Claim 1 is so broad, that Google and just about anyone doing mapping (GPS included) could fall under this defination. Now considering that I was using a GPS when I was in the army back in 1991, and that a GPS is a specialized computer, this claim can be invalidated under that.
But back to star trek.. they tracked people on that show and scouted planet surfaces using computers and GPS stuff. This was all talked about years before these people patented this stuff.
Who do I talk to about working to invalidate this patent? Seriously!
Only 'flamers' flame!
Does slashdot hate my posts?
... and that's why software patents fail. These guys had no "product" so they didn't actually reveal their invention to the industry ...
... are now at fault for doing something that came thru the natural order of things... evolution if you will
The patent system did not fail, you merely misunderstand it. They don't need a product to reveal their invention, the patent is the revelation. Anyone interested in using the "invention" was free to go to the owner and license it. Requiring a working product, rather than a detailed description, would just shut out the little guy who might have the breakthrough idea but not be able to afford to build the product.

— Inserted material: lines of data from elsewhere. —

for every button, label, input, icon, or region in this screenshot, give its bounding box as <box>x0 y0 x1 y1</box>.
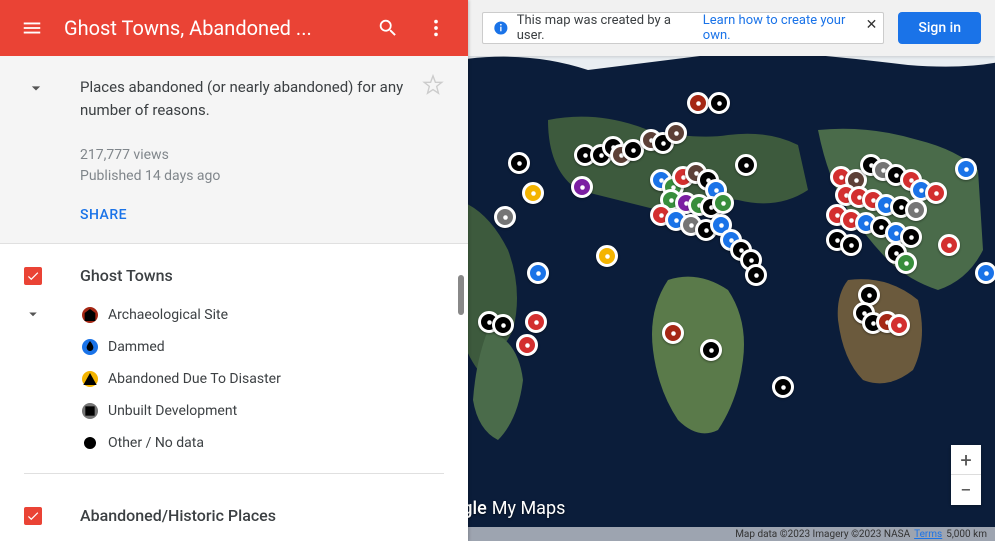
map-pin[interactable] <box>700 339 722 361</box>
publish-date: Published 14 days ago <box>80 166 444 187</box>
map-pin[interactable] <box>772 376 794 398</box>
legend-item[interactable]: Other / No data <box>26 427 444 459</box>
chevron-down-icon <box>26 78 46 98</box>
marker-icon <box>82 307 98 323</box>
sublayer-toggle[interactable] <box>24 305 42 327</box>
map-pin[interactable] <box>938 234 960 256</box>
star-button[interactable] <box>422 74 444 100</box>
star-icon <box>422 74 444 96</box>
divider <box>24 473 444 474</box>
info-section: Places abandoned (or nearly abandoned) f… <box>0 56 468 244</box>
legend-item[interactable]: Unbuilt Development <box>26 395 444 427</box>
user-map-notice: This map was created by a user. Learn ho… <box>482 12 884 44</box>
share-button[interactable]: SHARE <box>76 203 131 227</box>
notice-link[interactable]: Learn how to create your own. <box>703 13 874 43</box>
layer-name: Abandoned/Historic Places <box>80 506 276 525</box>
map-data: Map data ©2023 Imagery ©2023 NASA <box>735 529 910 540</box>
layer-header[interactable]: Abandoned/Historic Places <box>24 506 444 525</box>
check-icon <box>26 509 40 523</box>
map-canvas[interactable] <box>468 0 995 541</box>
layer-ghost-towns: Ghost Towns Archaeological Site Dammed A… <box>0 244 468 484</box>
more-button[interactable] <box>412 4 460 52</box>
legend-item[interactable]: Archaeological Site <box>26 299 444 331</box>
marker-icon <box>82 339 98 355</box>
hamburger-icon <box>21 17 43 39</box>
map-title: Ghost Towns, Abandoned ... <box>56 16 364 40</box>
layer-items: Archaeological Site Dammed Abandoned Due… <box>24 299 444 459</box>
zoom-control: + − <box>951 445 981 505</box>
layer-checkbox[interactable] <box>24 507 42 525</box>
layer-header[interactable]: Ghost Towns <box>24 266 444 285</box>
map-pin[interactable] <box>687 92 709 114</box>
map-meta: 217,777 views Published 14 days ago <box>80 145 444 187</box>
map-pin[interactable] <box>895 252 917 274</box>
info-icon <box>493 20 509 36</box>
layer-name: Ghost Towns <box>80 266 173 285</box>
layer-abandoned-historic: Abandoned/Historic Places <box>0 484 468 535</box>
map-pin[interactable] <box>516 334 538 356</box>
map-pin[interactable] <box>712 192 734 214</box>
map-pin[interactable] <box>888 314 910 336</box>
view-count: 217,777 views <box>80 145 444 166</box>
search-icon <box>377 17 399 39</box>
zoom-in-button[interactable]: + <box>951 445 981 475</box>
map-description: Places abandoned (or nearly abandoned) f… <box>80 76 404 121</box>
legend-item[interactable]: Dammed <box>26 331 444 363</box>
marker-icon <box>82 435 98 451</box>
map-pin[interactable] <box>905 199 927 221</box>
kebab-icon <box>425 17 447 39</box>
top-bar: This map was created by a user. Learn ho… <box>468 0 995 56</box>
scroll-handle[interactable] <box>458 275 464 315</box>
marker-icon <box>82 371 98 387</box>
map-pin[interactable] <box>508 152 530 174</box>
map-pin[interactable] <box>840 234 862 256</box>
attribution-bar: Map data ©2023 Imagery ©2023 NASA Terms … <box>468 527 995 541</box>
close-notice-button[interactable]: ✕ <box>866 17 878 33</box>
check-icon <box>26 269 40 283</box>
map-pin[interactable] <box>665 122 687 144</box>
layers-panel: Ghost Towns Archaeological Site Dammed A… <box>0 244 468 541</box>
chevron-down-icon <box>24 305 42 323</box>
map-pin[interactable] <box>975 262 995 284</box>
app-header: Ghost Towns, Abandoned ... <box>0 0 468 56</box>
map-pin[interactable] <box>745 264 767 286</box>
map-pin[interactable] <box>596 245 618 267</box>
map-pin[interactable] <box>494 206 516 228</box>
notice-text: This map was created by a user. <box>517 13 699 43</box>
marker-icon <box>82 403 98 419</box>
map-pin[interactable] <box>527 262 549 284</box>
map-pin[interactable] <box>662 322 684 344</box>
terms-link[interactable]: Terms <box>914 529 942 540</box>
legend-item[interactable]: Abandoned Due To Disaster <box>26 363 444 395</box>
map-pin[interactable] <box>525 311 547 333</box>
map-pin[interactable] <box>492 314 514 336</box>
sidebar: Ghost Towns, Abandoned ... Places abando… <box>0 0 468 541</box>
map-pin[interactable] <box>571 176 593 198</box>
scale-text: 5,000 km <box>946 529 987 540</box>
map-pin[interactable] <box>522 182 544 204</box>
menu-button[interactable] <box>8 4 56 52</box>
layer-checkbox[interactable] <box>24 267 42 285</box>
zoom-out-button[interactable]: − <box>951 475 981 505</box>
map-pin[interactable] <box>708 92 730 114</box>
map-pin[interactable] <box>925 182 947 204</box>
collapse-toggle[interactable] <box>24 76 48 100</box>
map-pin[interactable] <box>735 154 757 176</box>
signin-button[interactable]: Sign in <box>898 12 981 44</box>
search-button[interactable] <box>364 4 412 52</box>
map-pin[interactable] <box>955 158 977 180</box>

That is a somewhat bogus claim. Through increasing knowledge of materials and electricity the light bulb becomes obvious too. You grossly undervalue the usefulness of the first person to find the answer and the necessity of having a reward for being the first. Software confuses this issue because software advances at a faster rate than previous technologies.
My phone book has been used for location based searches since the 1900's.

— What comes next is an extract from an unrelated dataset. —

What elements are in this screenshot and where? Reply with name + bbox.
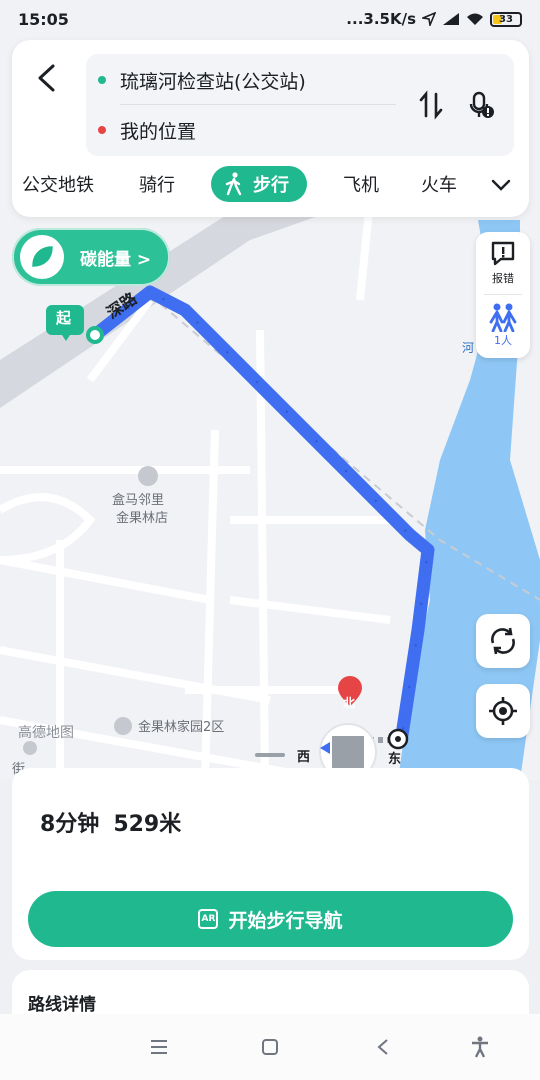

Watching the American system implode is about as entertaining to me as watching the system in my own country ... Canada ... do the same.
Best of luck to the folks who are doing the suing. I look forward to the changes that will need to come about due to your careful use of a clearly defined, if not poorly designed, system.
In B.C., our fascism is green.
is to enforce it, or so the old saying goes. Seriously, why don't we form an alliance to generate tons of pattens, place them in a troll company, and license them under terms that say they are exclusively for use in GPL'ed software. Proceeds after legal fees to go to further R&D of GPL'ed software.
A /. reader and a businessman go to a garage sale, where they discover a copy of Action Comics #1 priced for 35 cents.
The slashdot reader launches into a diatrabe about how it's wrong that he can't photocopy and sell the copy because, man, information wants to be free. He then launches into arguments railing against how capitalism has assigned a value to the comic other than its value for recycled paper, and for good measure complains about his city's recycling program and how few people take advantage of it.
While he's busy making cracks about how "In Soviet Russia, comics read you!" to the poor housewife, who is fearing for her life and is trying to hide under the table, he completely misses the fact that the comic is no longer there; the businessman bought it, resold it, and is driving by in his new Ferrari.
Verizon didn't search for the patent. Someone else found it and discovered they could make money by buying it cheap. It's the market in action; what's the problem here?
And why exactly is this filed under "your rights online?"